Bob Wills and His Texas Playboys singles chronology
| "Big Beaver" (1940) | "Take Me Back to Tulsa" (1941) | "Maiden's Prayer" (1941) |

= Take Me Back to Tulsa =

"Take Me Back to Tulsa" is a Western swing standard song. Bob Wills and Tommy Duncan added words and music to the melody of the traditional fiddle tune "Walkin' Georgia Rose" in 1940. The song is one of eight country music performances selected for the Rock and Roll Hall of Fame's "500 Songs that Shaped Rock and Roll".

==Song==

"Take me Back to Tulsa" originated as a Bob Wills fiddle tune and was so popular at shows that Wills and his singer Tommy Duncan added words and recorded it in early 1941. The original recording features one of Western swing's greatest bands in full flight.

Musically, the song has been described as a "jubilant Western swing romp," with Wills urging fiddler Louis Tireney to "turn it on boy, turn it on" halfway through the song.
Wills's organization was based in Tulsa from 1934 to 1942, and the song takes its name from the chorus: "Take me back to Tulsa, I'm too young to marry." Lyrically, the song is a series of unrelated, mostly nonsense, rhyming couplets. One was:

Little bee sucks the blossom, big bee gets the honey.
Darkie raise the cotton, white man gets the money.

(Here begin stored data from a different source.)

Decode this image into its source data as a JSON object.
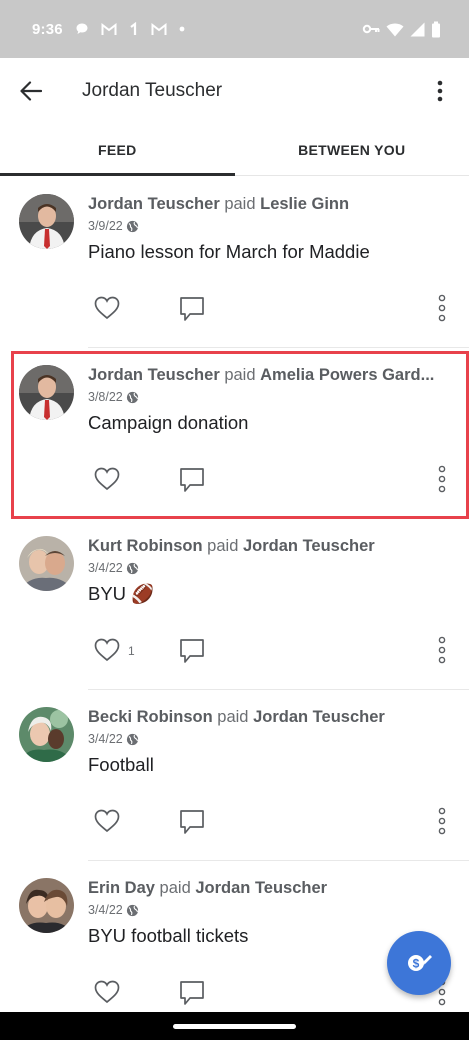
{
  "status_bar": {
    "time": "9:36",
    "left_icons": [
      "chat-bubble-icon",
      "gmail-icon",
      "signal-one-icon",
      "gmail-icon",
      "dot-icon"
    ],
    "right_icons": [
      "key-icon",
      "wifi-icon",
      "cell-signal-icon",
      "battery-icon"
    ]
  },
  "app_bar": {
    "title": "Jordan Teuscher",
    "back_icon": "arrow-left-icon",
    "more_icon": "more-vertical-icon"
  },
  "tabs": [
    {
      "label": "FEED",
      "active": true
    },
    {
      "label": "BETWEEN YOU",
      "active": false
    }
  ],
  "feed": [
    {
      "actor": "Jordan Teuscher",
      "verb": "paid",
      "target": "Leslie Ginn",
      "date": "3/9/22",
      "note": "Piano lesson for March for Maddie",
      "likes": ""
    },
    {
      "actor": "Jordan Teuscher",
      "verb": "paid",
      "target": "Amelia Powers Gard...",
      "date": "3/8/22",
      "note": "Campaign donation",
      "likes": "",
      "highlighted": true
    },
    {
      "actor": "Kurt Robinson",
      "verb": "paid",
      "target": "Jordan Teuscher",
      "date": "3/4/22",
      "note": "BYU 🏈",
      "likes": "1"
    },
    {
      "actor": "Becki Robinson",
      "verb": "paid",
      "target": "Jordan Teuscher",
      "date": "3/4/22",
      "note": "Football",
      "likes": ""
    },
    {
      "actor": "Erin Day",
      "verb": "paid",
      "target": "Jordan Teuscher",
      "date": "3/4/22",
      "note": "BYU football tickets",
      "likes": ""
    }
  ],
  "colors": {
    "highlight": "#e8414b",
    "fab": "#3d76d8",
    "status_bar": "#c8c8c8"
  },
  "fab": {
    "icon": "pay-request-icon"
  }
}
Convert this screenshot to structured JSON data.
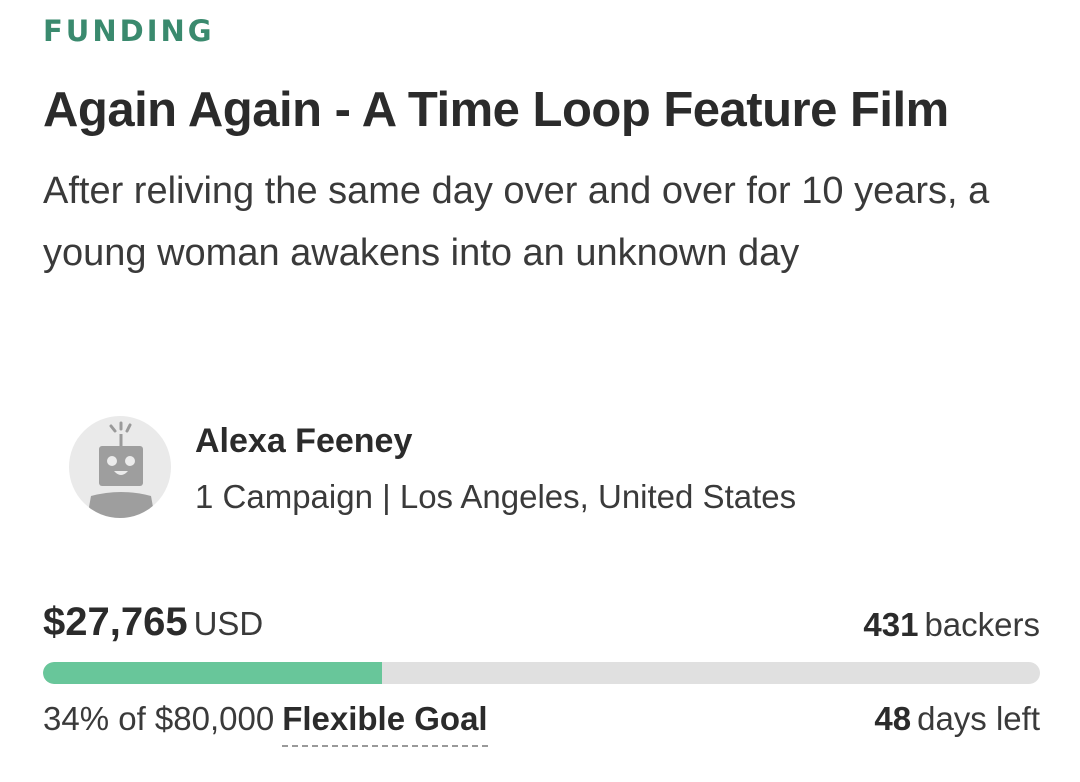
{
  "campaign": {
    "category": "FUNDING",
    "title": "Again Again - A Time Loop Feature Film",
    "tagline": "After reliving the same day over and over for 10 years, a young woman awakens into an unknown day"
  },
  "owner": {
    "avatar_icon": "robot-avatar-icon",
    "name": "Alexa Feeney",
    "meta": "1 Campaign | Los Angeles, United States"
  },
  "funding": {
    "amount": "$27,765",
    "currency": "USD",
    "backers_count": "431",
    "backers_label": "backers",
    "progress_fraction": 0.34,
    "percent_text": "34% of $80,000",
    "goal_type": "Flexible Goal",
    "days_count": "48",
    "days_label": "days left"
  },
  "colors": {
    "category": "#3a8a6e",
    "progress_fill": "#68c69a",
    "progress_track": "#e0e0e0"
  }
}
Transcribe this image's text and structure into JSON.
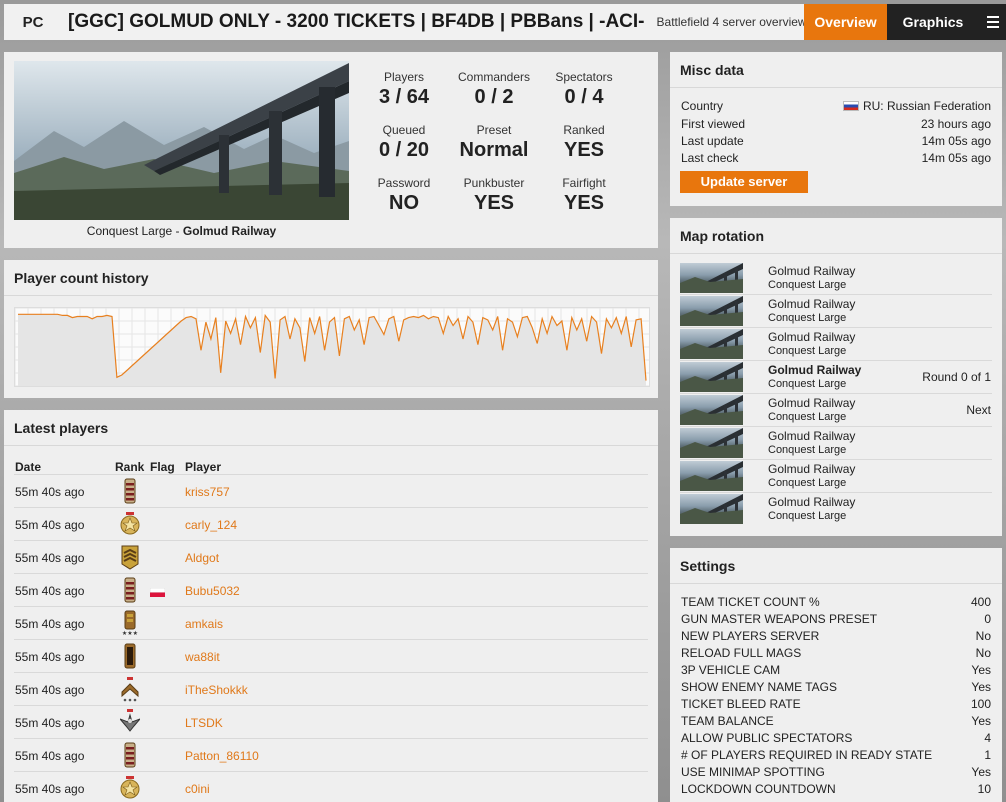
{
  "header": {
    "platform": "PC",
    "server_name": "[GGC] GOLMUD ONLY - 3200 TICKETS | BF4DB | PBBans | -ACI-",
    "subtitle": "Battlefield 4 server overview",
    "tabs": {
      "overview": "Overview",
      "graphics": "Graphics"
    },
    "menu_icon": "hamburger-icon",
    "accent_color": "#e8760d"
  },
  "server": {
    "map_mode": "Conquest Large",
    "caption_sep": " - ",
    "map_name": "Golmud Railway",
    "stats": [
      {
        "label": "Players",
        "value": "3 / 64"
      },
      {
        "label": "Commanders",
        "value": "0 / 2"
      },
      {
        "label": "Spectators",
        "value": "0 / 4"
      },
      {
        "label": "Queued",
        "value": "0 / 20"
      },
      {
        "label": "Preset",
        "value": "Normal"
      },
      {
        "label": "Ranked",
        "value": "YES"
      },
      {
        "label": "Password",
        "value": "NO"
      },
      {
        "label": "Punkbuster",
        "value": "YES"
      },
      {
        "label": "Fairfight",
        "value": "YES"
      }
    ]
  },
  "history": {
    "title": "Player count history",
    "line_color": "#e8801f",
    "chart_data": {
      "type": "line",
      "ylim": [
        0,
        64
      ],
      "grid": true,
      "values": [
        62,
        62,
        62,
        62,
        62,
        62,
        62,
        62,
        62,
        61,
        61,
        59,
        60,
        60,
        60,
        58,
        60,
        60,
        61,
        60,
        6,
        8,
        12,
        16,
        20,
        24,
        28,
        32,
        36,
        40,
        44,
        48,
        52,
        56,
        59,
        60,
        58,
        30,
        55,
        40,
        59,
        10,
        56,
        45,
        58,
        35,
        60,
        50,
        59,
        28,
        61,
        55,
        5,
        57,
        60,
        40,
        58,
        50,
        20,
        59,
        45,
        60,
        30,
        55,
        59,
        25,
        58,
        60,
        48,
        57,
        35,
        59,
        60,
        52,
        44,
        58,
        60,
        38,
        57,
        59,
        60,
        59,
        61,
        58,
        60,
        59,
        45,
        60,
        52,
        58,
        40,
        60,
        55,
        35,
        59,
        57,
        48,
        60,
        30,
        58,
        55,
        42,
        59,
        60,
        50,
        36,
        58,
        45,
        60,
        52,
        56,
        30,
        59,
        48,
        58,
        38,
        60,
        55,
        27,
        58,
        50,
        59,
        45,
        60,
        33,
        57,
        58,
        3
      ]
    }
  },
  "players": {
    "title": "Latest players",
    "columns": {
      "date": "Date",
      "rank": "Rank",
      "flag": "Flag",
      "player": "Player"
    },
    "rows": [
      {
        "date": "55m 40s ago",
        "rank_icon": "rank-bars-icon",
        "flag": "",
        "name": "kriss757"
      },
      {
        "date": "55m 40s ago",
        "rank_icon": "rank-star-icon",
        "flag": "",
        "name": "carly_124"
      },
      {
        "date": "55m 40s ago",
        "rank_icon": "rank-chevron-shield-icon",
        "flag": "",
        "name": "Aldgot"
      },
      {
        "date": "55m 40s ago",
        "rank_icon": "rank-bars-icon",
        "flag": "PL",
        "name": "Bubu5032"
      },
      {
        "date": "55m 40s ago",
        "rank_icon": "rank-bars-stars-icon",
        "flag": "",
        "name": "amkais"
      },
      {
        "date": "55m 40s ago",
        "rank_icon": "rank-bar-icon",
        "flag": "",
        "name": "wa88it"
      },
      {
        "date": "55m 40s ago",
        "rank_icon": "rank-chevron-icon",
        "flag": "",
        "name": "iTheShokkk"
      },
      {
        "date": "55m 40s ago",
        "rank_icon": "rank-eagle-icon",
        "flag": "",
        "name": "LTSDK"
      },
      {
        "date": "55m 40s ago",
        "rank_icon": "rank-bars-icon",
        "flag": "",
        "name": "Patton_86110"
      },
      {
        "date": "55m 40s ago",
        "rank_icon": "rank-star-icon",
        "flag": "",
        "name": "c0ini"
      }
    ]
  },
  "misc": {
    "title": "Misc data",
    "rows": [
      {
        "label": "Country",
        "value": "RU: Russian Federation"
      },
      {
        "label": "First viewed",
        "value": "23 hours ago"
      },
      {
        "label": "Last update",
        "value": "14m 05s ago"
      },
      {
        "label": "Last check",
        "value": "14m 05s ago"
      }
    ],
    "button": "Update server"
  },
  "rotation": {
    "title": "Map rotation",
    "rows": [
      {
        "map": "Golmud Railway",
        "mode": "Conquest Large",
        "status": ""
      },
      {
        "map": "Golmud Railway",
        "mode": "Conquest Large",
        "status": ""
      },
      {
        "map": "Golmud Railway",
        "mode": "Conquest Large",
        "status": ""
      },
      {
        "map": "Golmud Railway",
        "mode": "Conquest Large",
        "status": "Round 0 of 1"
      },
      {
        "map": "Golmud Railway",
        "mode": "Conquest Large",
        "status": "Next"
      },
      {
        "map": "Golmud Railway",
        "mode": "Conquest Large",
        "status": ""
      },
      {
        "map": "Golmud Railway",
        "mode": "Conquest Large",
        "status": ""
      },
      {
        "map": "Golmud Railway",
        "mode": "Conquest Large",
        "status": ""
      }
    ]
  },
  "settings": {
    "title": "Settings",
    "rows": [
      {
        "label": "TEAM TICKET COUNT %",
        "value": "400"
      },
      {
        "label": "GUN MASTER WEAPONS PRESET",
        "value": "0"
      },
      {
        "label": "NEW PLAYERS SERVER",
        "value": "No"
      },
      {
        "label": "RELOAD FULL MAGS",
        "value": "No"
      },
      {
        "label": "3P VEHICLE CAM",
        "value": "Yes"
      },
      {
        "label": "SHOW ENEMY NAME TAGS",
        "value": "Yes"
      },
      {
        "label": "TICKET BLEED RATE",
        "value": "100"
      },
      {
        "label": "TEAM BALANCE",
        "value": "Yes"
      },
      {
        "label": "ALLOW PUBLIC SPECTATORS",
        "value": "4"
      },
      {
        "label": "# OF PLAYERS REQUIRED IN READY STATE",
        "value": "1"
      },
      {
        "label": "USE MINIMAP SPOTTING",
        "value": "Yes"
      },
      {
        "label": "LOCKDOWN COUNTDOWN",
        "value": "10"
      }
    ]
  }
}
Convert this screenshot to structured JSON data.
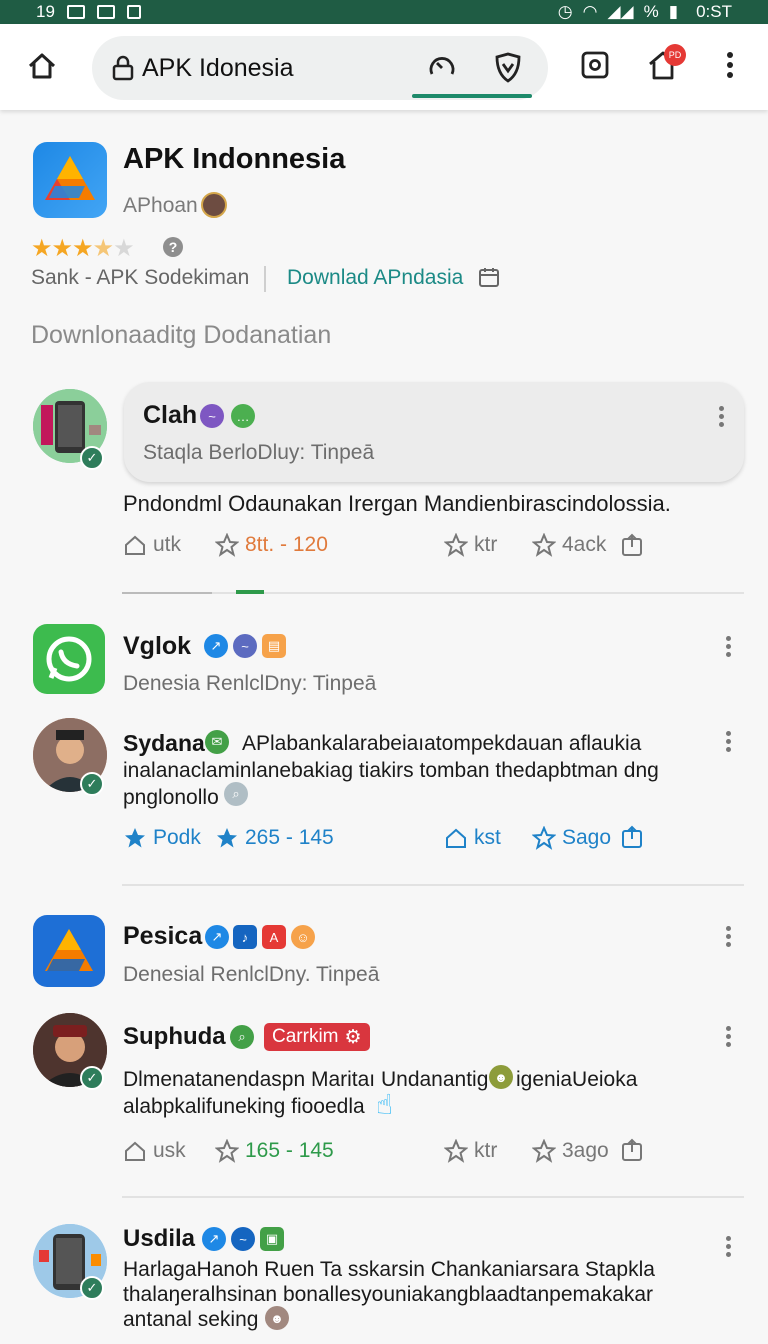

Wills changed the last quoted line in 1946 to: "Little man raise the cotton, beer joints get the money." (Modern covers of the song have tended to use the line: "Poor boy picks the cotton, Rich man gets the money"). Asked about those lines, Wills said they were just nonsense lyrics that he had learned as a youth. Though Wills did not know its origin, the couplet actually derives from a 19th-century song of enslaved African Americans, a version of which also appeared in print in the 1880 novel My Southern Home by William Wells Brown. Wills had known few whites outside his immediate family as a young child.

When played at Cain's Ballroom in Tulsa and other venues, the song often included the lines:

Would I like to go to Tulsa? Boy, I sure would.
Well, let me off at Archer, and I'll walk down to Greenwood.

Bob Wills and the Texas Playboys recorded "Take Me Back to Tulsa" on February 26, 1941, at the Blackstone Hotel, Fort Worth, Texas, (OKeh 6101) and it became one of their larger hits. They had previously performed the song in Will's 1940 movie Take Me Back to Oklahoma. Spade Cooley's Western Dance Gang also performed it in their 1944 short movie Take Me Back to Tulsa. The song has been recorded by many other artists over the years.

Al Dexter, whom Wills influenced, is sometimes erroneously credited with writing "Take Me Back to Tulsa", perhaps by comparison with his musically similar hit song "Pistol Packin' Mama".

==Covers==
Merle Haggard recorded a cover of the song for his 1970 album A Tribute to the Best Damn Fiddle Player in the World (or, My Salute to Bob Wills).

The country music group Asleep at the Wheel covered the song on their 1973 album Comin' Right at Ya.

George Strait did a cover of the song on his 2003 live album For the Last Time: Live from the Astrodome.

The red dirt band Cross Canadian Ragweed performed a backstage cover of the song, released on their 2006 live album Back to Tulsa – Live and Loud at Cain's Ballroom.